Этой литературе, обладающей нынче преимущественным кредитом доверия, незачем эпатировать читателя: эпатаж тоже сейчас не проходит. Он, как правило, смешон и провинциален. Эпатирование чересчур проникнуто ситуацией борьбы, жестокого противостояния; эта ситуация никогда не исчезнет, но так ли она интересна в своем эстетическом качестве, не является ли ее острота иллюзорной? Ведь ни один из истеблишментов уже не боится гневных выкриков себе в рожу. Истеблишмент сглатывает их с терпеливой улыбкой, он их тщательно пережевывает, помогая толерантному обществу, а потом переваривает в своей медной утробе, сияющей блеском котлов египетских; переварив же, награждает обидчика тошнотворным плевком какой-нибудь замечательной премии, присуждаемой за гражданское мужество и немеркнущий вклад в совокупность заслуг. Ты желаешь бороться, а слышишь в ответ, что на дворе весна с угощеньицем, и тебя окружают сплошные друзья, которые ждут не дождутся усадить тебя за один стол с теми, которых один только вид способен надолго повергнуть в депрессию и заставить всерьез устрашиться: что же я сделал такого, если тоже сподобился приглашения на этот гадкий пир с официальными возлежаниями и услугами юных рабов и рабынь (кому что по вкусу).

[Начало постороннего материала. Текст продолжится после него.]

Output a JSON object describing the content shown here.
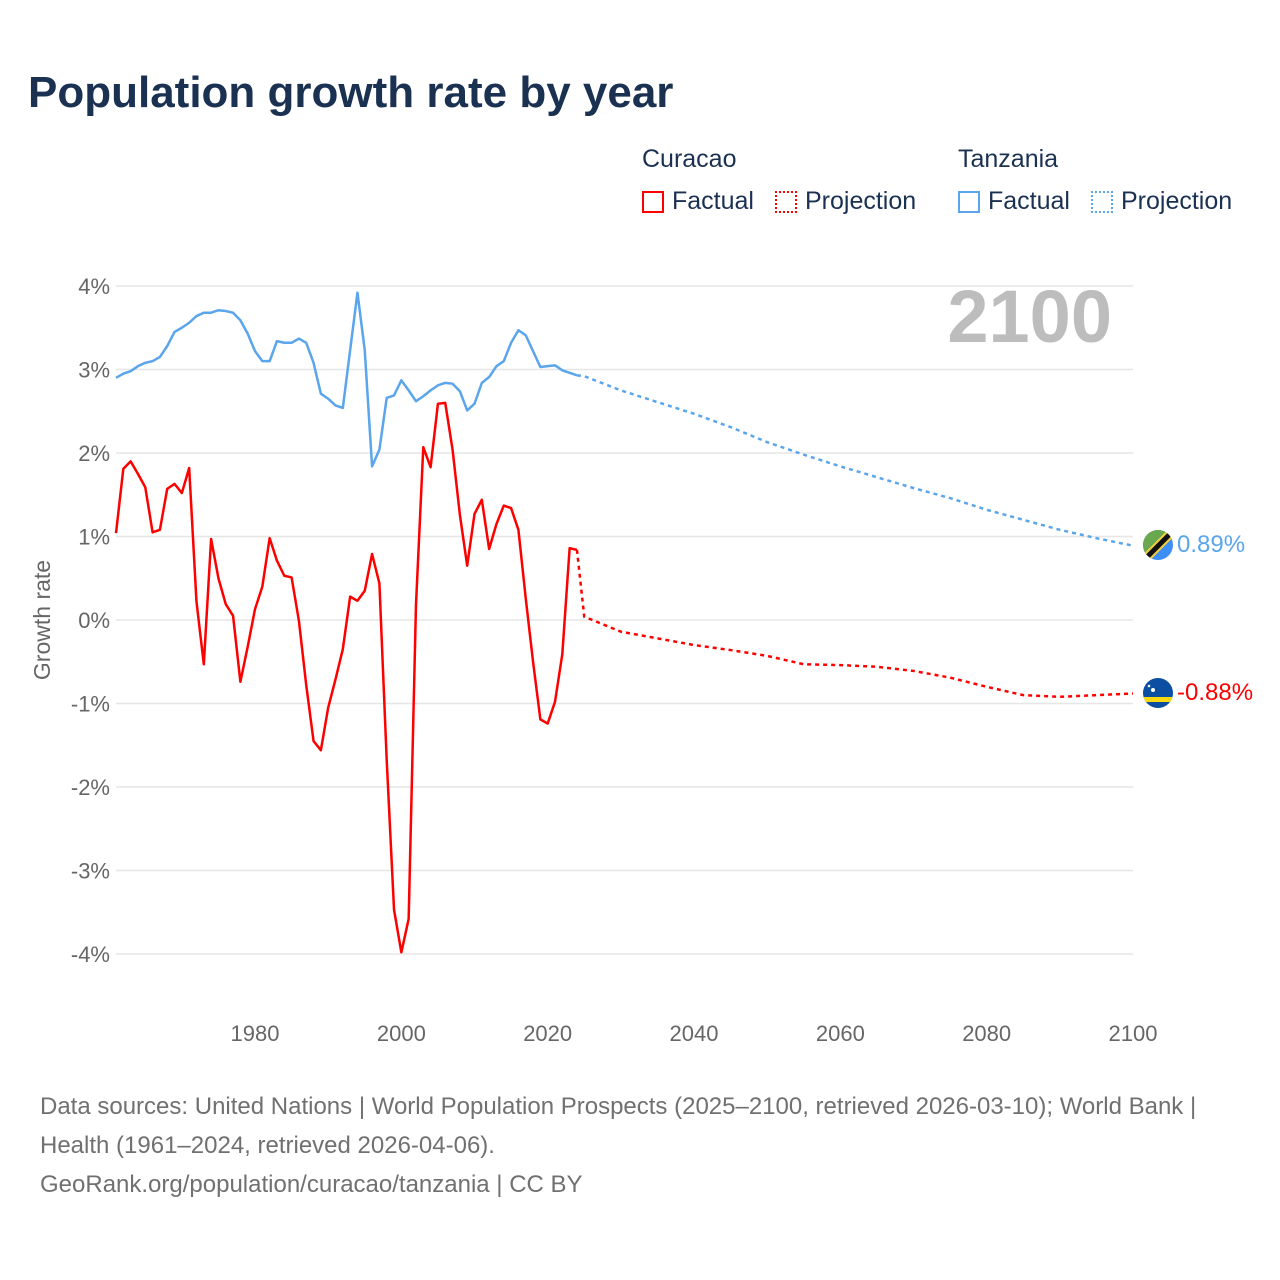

Успокойтесь: вы не сделали ничего. Это время такое. Избраны, званы и призваны нынче решительно все. Потому что давно уже понял литературный и всякий прочий начальник исчезнувших ценностей великую тайну любви и коварства — любви, которая убивает; и он присосался к тебе, призывая расслабиться и получить удовольствие, внушая интимнейшим шепотом, что вся борьба позади, а теперь он сугубо готов к лобызаниям. «Ведь были ж схватки боевые», — неуверенно бормочете вы, испытывая головокружение от объятий. «Да говорят еще какие, — охотно соглашается он, поправляя подушку. — Но это было раньше, в плюсквамперфектум, до постисторического материализма». И до чего же он прав, как тяжело пожатье ласковой его десницы (я умираю, донна Анна?). Поэтому литература существования лучше литературы борьбы, вернее, она включает последнюю как меньших размеров матрешку — в том случае, если в младшенькую не забыли вложить мозги.
И она много лучше литературы «новой искренности» (или «новой чувствительности»), этого чахлого детища истощенных чресел русского постмодерна. Зачем она вообще сдалась, «новая искренность», если и за старую Джон Шейд справедливо снижал оценки студентам? А нужна она, скажут ее апологеты, потому, что без нее как-то не получается, не вытанцовывается, не выходит; без нее, кто бы мог подумать, не проговариваются какие-то важные вещи, потребность в высказывании которых до сих пор не угасла. Эта новая чувствительность, продолжат они, нужна еще и затем, что в мире опять накопилось очень много одиночества, и хотелось бы раздвинуть его с помощью слова — нагого, исповедального и простого, содравшего с себя привычные наслоения литусловностей, в том числе постмодерных, скажут они. Кому адресовано это слово? По всей вероятности, тем, кому оно действительно нужно, тем, кто устал от звонких, но необеспеченых слов, кто более заинтересован в «послании», нежели в «литературе». О, разумеется, эти люди не настолько наивны, чтобы не понимать, что в последней искренности и простоте литературы ничуть не меньше, чем в любом проявлении художества, что это тоже словесность, осанка и даже поза. Но в этой осанке, предполагающей говорение из одиночества, персональную, а не персонажную речь, есть сегодня признаки подлинности или предвестия их, скажут апологеты. Странное словосочетание «новая искренность» выглядит оксюмороном, продолжают те, кто его придумал. Разве может чувство быть новым или старым, разве оно всегда не одно и то же? Однако в такой неуклюжести кроется несомненная правда, не боящаяся противоречий и выносящая их наружу, дабы можно было острее почувствовать конфликтность явления. Искренность эта потому называется новой, что старой уже быть не может, ибо старая трепыхалась еще до смерти литературы. Иными словами: новая чувствительность отлично сознает свою невозможность. Новая речь (не следует путать ее с новоречью), звучащая после окончания всех слов и речей, знает, что она невозможна и обречена на молчание. И в диалектике немоты и столь же неизбежного и абсурдного ее преодоления прячется основной инстинкт современного слова, говорят сторонники этой литературы. Того самого слова, которое якобы прошло через смерть, возродилось и, отряхнув прах иронии, приготовило себя к новой участи — быть полпредом чувствительных созерцаний, не стыдящихся слабости, в этой слабости находящих ловкую силу: «Лев Семеныч, будь мужчиной, не отлынивай от слез» (Кибиров).